Supermarket chain Aldi is set to introduce paper and compostable bags – but the new paper carriers will set consumers back 19p each.
From July the cut price stores will be offering paper bags in half their shops, with the rest offering compostable ones.
The German chain has implemented a two month-trial, and at the end of the test the most popular option amongst savvy shoppers will be rolled out across its 830 branches.
Despite the push to be more environmentally friendly, the store will continue to offer 9p plastic bags.
The chain estimates that it will save around 1,300 tonnes of plastic a year with the new initiative, which is equivalent to 33.3million carrier bags.
It is also said to be in discussions to roll out a reusable cotton bad this summer, and another that will be made from ‘back of store waste’.
It has not yet been revealed what the new bags will look like, but they will be strong enough to carry up to 11kg of groceries.
The compostable bags will be made from biodegradable material called Bioplast, will cost 6p and will compost within 12 months, in either food waste bins or garden compost.
Fritz Walleczek, from Aldi, said: ‘Reducing the amount of plastic we produce is fundamental to our commitment to being a sustainable and environmentally responsible business.

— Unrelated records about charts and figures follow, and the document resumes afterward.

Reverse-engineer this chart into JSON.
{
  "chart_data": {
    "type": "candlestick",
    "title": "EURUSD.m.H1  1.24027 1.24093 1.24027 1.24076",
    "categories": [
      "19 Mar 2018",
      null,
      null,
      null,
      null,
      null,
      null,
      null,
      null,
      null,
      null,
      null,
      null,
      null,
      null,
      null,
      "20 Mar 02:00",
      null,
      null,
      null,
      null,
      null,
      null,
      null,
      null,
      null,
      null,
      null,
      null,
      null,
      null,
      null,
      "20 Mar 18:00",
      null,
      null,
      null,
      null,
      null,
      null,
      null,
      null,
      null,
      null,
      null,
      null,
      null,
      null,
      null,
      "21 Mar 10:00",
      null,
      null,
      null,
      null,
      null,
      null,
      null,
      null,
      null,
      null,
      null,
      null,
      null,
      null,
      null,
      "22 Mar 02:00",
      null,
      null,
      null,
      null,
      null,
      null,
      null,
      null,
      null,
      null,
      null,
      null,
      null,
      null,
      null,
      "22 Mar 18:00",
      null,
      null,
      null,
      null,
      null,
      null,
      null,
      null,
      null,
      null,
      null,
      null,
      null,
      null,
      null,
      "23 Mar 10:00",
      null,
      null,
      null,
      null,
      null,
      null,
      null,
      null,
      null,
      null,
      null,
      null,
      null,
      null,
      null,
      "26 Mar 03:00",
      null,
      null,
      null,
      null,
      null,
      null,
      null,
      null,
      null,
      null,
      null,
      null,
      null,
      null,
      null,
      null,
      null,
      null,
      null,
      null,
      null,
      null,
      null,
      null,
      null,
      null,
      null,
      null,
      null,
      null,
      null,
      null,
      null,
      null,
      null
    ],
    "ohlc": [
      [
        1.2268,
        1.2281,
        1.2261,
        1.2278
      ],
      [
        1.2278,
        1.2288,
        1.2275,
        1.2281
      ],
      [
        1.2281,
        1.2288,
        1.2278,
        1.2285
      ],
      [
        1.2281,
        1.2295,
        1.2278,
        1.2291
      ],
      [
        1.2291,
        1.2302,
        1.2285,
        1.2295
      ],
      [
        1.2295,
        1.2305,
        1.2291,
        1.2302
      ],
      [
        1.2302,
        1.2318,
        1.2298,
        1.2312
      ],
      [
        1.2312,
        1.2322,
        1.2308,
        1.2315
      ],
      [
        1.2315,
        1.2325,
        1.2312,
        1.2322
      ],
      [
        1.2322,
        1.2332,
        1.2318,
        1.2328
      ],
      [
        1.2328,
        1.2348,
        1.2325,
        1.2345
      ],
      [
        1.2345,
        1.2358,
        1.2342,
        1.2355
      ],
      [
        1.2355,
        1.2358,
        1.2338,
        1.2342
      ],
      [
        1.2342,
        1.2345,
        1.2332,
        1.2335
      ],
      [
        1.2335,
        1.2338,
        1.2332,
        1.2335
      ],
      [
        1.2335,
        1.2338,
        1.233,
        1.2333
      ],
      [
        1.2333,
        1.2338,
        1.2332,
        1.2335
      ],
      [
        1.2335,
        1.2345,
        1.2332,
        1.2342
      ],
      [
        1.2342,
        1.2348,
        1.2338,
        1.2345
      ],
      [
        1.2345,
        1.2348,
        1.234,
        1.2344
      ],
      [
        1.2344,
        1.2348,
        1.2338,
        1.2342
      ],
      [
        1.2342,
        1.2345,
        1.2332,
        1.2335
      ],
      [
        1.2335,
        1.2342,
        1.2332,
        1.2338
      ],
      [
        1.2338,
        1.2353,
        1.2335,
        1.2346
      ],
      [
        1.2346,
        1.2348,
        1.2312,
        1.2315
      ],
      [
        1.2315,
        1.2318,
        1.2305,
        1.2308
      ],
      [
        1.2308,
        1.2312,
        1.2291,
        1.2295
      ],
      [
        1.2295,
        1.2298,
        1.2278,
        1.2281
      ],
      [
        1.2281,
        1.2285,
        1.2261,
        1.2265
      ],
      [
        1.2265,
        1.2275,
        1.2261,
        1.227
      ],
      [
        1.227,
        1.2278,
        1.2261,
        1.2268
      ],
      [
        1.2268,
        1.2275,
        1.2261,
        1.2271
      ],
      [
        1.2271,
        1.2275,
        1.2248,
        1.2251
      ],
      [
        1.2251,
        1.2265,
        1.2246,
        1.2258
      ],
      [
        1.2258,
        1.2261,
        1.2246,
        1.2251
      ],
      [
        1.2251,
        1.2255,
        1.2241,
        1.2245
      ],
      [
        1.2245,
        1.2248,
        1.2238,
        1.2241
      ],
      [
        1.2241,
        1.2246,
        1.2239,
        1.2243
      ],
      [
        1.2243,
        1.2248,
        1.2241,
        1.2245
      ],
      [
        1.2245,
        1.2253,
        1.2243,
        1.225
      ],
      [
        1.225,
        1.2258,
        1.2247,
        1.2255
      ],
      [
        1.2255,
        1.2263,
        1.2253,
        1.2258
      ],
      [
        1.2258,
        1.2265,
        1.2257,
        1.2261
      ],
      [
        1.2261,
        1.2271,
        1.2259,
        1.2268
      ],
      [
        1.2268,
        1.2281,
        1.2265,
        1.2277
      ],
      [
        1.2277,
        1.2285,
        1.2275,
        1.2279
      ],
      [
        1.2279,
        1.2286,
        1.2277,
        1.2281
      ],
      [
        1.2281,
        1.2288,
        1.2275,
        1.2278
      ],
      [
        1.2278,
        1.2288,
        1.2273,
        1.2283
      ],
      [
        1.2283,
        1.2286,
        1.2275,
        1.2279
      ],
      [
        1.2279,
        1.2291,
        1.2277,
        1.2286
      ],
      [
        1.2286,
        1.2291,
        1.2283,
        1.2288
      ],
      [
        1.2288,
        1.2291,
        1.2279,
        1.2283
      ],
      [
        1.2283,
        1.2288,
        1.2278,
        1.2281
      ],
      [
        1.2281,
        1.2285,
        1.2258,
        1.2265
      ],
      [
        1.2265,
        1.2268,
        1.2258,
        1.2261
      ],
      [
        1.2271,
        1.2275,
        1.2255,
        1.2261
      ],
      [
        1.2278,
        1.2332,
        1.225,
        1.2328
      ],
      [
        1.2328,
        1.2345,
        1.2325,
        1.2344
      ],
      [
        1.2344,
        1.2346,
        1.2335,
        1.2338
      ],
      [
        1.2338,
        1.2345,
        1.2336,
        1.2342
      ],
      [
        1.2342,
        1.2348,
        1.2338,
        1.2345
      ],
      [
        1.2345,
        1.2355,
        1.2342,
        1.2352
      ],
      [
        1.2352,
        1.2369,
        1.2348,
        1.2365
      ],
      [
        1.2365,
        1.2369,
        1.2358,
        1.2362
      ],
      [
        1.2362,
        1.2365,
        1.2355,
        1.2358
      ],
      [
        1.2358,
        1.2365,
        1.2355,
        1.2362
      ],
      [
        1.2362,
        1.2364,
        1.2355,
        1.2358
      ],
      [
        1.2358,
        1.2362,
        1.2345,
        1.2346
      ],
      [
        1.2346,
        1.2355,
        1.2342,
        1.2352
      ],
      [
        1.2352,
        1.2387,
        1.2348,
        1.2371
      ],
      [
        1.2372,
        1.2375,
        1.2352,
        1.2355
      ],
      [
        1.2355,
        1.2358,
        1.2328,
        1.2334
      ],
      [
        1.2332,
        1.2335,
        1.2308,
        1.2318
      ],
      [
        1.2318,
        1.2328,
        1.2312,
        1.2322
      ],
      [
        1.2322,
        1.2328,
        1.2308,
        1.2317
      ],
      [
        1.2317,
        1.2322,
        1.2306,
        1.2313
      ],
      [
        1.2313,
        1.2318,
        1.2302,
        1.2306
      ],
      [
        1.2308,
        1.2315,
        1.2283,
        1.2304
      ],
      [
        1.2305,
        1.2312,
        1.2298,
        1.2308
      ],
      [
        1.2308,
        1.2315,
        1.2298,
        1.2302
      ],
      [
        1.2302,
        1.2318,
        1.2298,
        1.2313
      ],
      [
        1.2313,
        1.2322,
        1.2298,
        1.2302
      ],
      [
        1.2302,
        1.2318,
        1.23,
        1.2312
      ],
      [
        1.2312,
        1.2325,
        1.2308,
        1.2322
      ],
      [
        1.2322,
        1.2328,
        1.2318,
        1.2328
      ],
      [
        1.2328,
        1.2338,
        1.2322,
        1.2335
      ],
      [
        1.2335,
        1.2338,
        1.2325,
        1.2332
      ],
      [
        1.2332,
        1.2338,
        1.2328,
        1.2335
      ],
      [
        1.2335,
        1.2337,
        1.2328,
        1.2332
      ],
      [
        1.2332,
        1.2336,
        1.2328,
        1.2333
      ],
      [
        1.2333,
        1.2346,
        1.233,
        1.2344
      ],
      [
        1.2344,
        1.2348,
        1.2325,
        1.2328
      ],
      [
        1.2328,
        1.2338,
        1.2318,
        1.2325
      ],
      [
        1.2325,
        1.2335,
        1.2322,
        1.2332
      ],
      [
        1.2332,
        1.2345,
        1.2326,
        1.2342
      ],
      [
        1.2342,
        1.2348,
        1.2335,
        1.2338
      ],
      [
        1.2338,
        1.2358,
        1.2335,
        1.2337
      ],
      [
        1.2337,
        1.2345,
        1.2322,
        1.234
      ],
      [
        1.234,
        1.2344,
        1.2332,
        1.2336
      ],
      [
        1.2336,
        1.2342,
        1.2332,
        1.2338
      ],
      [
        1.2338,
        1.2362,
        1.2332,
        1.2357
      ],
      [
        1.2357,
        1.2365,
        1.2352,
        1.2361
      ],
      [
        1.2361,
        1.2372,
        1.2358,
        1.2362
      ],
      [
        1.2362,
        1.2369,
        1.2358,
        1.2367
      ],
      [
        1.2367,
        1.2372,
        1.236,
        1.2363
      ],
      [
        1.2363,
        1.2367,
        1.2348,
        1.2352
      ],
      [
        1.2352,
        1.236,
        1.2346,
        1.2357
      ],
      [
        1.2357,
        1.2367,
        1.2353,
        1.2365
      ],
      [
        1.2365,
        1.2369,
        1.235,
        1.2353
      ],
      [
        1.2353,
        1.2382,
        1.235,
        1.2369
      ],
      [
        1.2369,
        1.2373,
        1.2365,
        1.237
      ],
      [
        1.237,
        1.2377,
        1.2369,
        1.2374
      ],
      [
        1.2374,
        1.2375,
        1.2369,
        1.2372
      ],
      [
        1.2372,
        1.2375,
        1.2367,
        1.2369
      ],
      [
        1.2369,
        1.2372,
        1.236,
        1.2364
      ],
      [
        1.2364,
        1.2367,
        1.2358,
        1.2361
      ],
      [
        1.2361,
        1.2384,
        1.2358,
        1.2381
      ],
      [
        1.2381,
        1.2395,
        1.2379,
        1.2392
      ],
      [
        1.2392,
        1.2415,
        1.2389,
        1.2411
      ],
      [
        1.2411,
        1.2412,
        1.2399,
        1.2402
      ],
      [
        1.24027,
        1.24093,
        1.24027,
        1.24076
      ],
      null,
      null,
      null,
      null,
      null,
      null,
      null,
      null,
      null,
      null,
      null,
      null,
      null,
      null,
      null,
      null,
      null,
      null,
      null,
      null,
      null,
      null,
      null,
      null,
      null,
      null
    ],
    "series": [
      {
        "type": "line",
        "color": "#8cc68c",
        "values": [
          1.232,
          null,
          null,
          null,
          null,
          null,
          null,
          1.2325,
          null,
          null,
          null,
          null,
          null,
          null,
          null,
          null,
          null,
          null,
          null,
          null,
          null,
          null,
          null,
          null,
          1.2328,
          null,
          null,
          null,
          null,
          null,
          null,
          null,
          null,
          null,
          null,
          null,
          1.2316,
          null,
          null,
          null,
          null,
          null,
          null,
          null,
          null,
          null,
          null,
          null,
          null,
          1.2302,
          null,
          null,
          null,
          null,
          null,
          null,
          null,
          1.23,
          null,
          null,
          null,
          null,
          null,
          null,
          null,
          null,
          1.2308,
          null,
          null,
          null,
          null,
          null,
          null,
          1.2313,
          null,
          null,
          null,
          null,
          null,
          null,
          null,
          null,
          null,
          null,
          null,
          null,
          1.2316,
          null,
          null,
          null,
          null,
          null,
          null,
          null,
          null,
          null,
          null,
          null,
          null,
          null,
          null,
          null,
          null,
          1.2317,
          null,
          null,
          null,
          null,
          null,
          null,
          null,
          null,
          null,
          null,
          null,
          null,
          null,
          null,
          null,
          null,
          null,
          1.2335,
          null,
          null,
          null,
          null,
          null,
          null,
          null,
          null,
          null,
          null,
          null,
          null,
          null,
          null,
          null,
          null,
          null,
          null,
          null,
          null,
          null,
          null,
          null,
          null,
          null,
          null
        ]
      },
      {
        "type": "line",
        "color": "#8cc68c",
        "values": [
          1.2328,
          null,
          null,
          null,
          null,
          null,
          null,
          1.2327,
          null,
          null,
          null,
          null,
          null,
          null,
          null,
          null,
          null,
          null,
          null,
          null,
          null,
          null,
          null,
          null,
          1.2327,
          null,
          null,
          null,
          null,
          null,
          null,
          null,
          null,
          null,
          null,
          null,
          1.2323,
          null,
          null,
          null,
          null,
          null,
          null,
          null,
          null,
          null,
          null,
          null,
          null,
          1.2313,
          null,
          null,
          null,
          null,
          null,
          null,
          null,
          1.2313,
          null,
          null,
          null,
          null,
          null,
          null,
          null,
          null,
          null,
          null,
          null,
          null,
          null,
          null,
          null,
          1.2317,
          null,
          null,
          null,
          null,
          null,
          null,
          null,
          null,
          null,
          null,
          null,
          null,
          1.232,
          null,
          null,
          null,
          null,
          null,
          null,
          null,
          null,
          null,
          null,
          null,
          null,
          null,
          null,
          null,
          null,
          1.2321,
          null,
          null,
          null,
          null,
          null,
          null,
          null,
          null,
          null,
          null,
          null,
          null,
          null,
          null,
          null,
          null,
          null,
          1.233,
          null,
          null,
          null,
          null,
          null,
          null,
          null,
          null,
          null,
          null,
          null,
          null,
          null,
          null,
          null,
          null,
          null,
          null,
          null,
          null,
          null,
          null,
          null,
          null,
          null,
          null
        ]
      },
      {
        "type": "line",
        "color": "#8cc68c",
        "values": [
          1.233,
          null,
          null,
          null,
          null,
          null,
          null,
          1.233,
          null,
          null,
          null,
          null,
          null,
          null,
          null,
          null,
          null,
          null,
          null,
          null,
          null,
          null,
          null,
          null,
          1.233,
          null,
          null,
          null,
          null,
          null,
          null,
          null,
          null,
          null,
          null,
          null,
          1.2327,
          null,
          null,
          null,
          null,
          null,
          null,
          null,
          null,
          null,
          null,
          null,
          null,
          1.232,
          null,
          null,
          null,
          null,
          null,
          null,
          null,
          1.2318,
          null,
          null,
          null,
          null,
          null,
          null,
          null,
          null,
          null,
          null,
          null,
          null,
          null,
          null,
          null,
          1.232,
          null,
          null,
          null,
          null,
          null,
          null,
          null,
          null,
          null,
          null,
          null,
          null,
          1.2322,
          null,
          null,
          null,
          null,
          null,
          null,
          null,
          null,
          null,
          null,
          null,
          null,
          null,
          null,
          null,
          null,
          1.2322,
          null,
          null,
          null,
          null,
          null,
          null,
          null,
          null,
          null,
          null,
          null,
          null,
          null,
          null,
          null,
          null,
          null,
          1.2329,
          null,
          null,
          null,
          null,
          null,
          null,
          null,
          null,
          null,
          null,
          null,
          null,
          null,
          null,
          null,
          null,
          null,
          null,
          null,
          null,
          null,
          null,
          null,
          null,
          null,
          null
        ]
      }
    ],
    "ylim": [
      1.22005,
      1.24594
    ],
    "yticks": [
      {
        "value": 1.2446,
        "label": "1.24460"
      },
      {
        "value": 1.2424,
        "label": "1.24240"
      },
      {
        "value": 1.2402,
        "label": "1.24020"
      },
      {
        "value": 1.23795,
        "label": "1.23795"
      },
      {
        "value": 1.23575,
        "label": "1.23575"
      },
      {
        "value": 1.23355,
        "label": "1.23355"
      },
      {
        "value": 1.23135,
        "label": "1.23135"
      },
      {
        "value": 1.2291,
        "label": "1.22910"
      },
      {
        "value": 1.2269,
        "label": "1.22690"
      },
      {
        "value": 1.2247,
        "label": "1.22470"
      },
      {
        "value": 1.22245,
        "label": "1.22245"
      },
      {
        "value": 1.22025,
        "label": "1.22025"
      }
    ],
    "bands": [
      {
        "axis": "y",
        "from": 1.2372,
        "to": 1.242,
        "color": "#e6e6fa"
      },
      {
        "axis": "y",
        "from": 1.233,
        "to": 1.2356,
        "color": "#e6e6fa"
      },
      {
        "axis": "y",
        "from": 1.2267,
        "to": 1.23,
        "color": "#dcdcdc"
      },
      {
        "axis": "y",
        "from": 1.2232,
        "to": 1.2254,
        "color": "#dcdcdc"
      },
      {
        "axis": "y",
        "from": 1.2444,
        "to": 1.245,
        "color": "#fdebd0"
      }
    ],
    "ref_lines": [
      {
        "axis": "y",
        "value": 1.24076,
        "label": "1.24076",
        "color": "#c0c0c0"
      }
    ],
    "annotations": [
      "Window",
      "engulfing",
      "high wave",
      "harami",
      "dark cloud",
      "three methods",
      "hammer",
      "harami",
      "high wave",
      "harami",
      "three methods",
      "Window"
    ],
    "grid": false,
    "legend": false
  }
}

‘This new trial is one of the biggest we have ever launched because we want our customers to be involved and help us make the right decision for them and the environment.’
Just last week Sainsbury’s also revealed plans for an innovative recycling scheme which will see shoppers paid 5p for every plastic bottle they return – it also said it would axe the use of plastic to wrap fruit and vegetables.
This is while Waitrose has since launched a plastic free packaging trial for food items such as cereal and pasta. Following in the steps of Morrison’s which since May, has allowed customers to bring in their own containers for fresh meat and fish.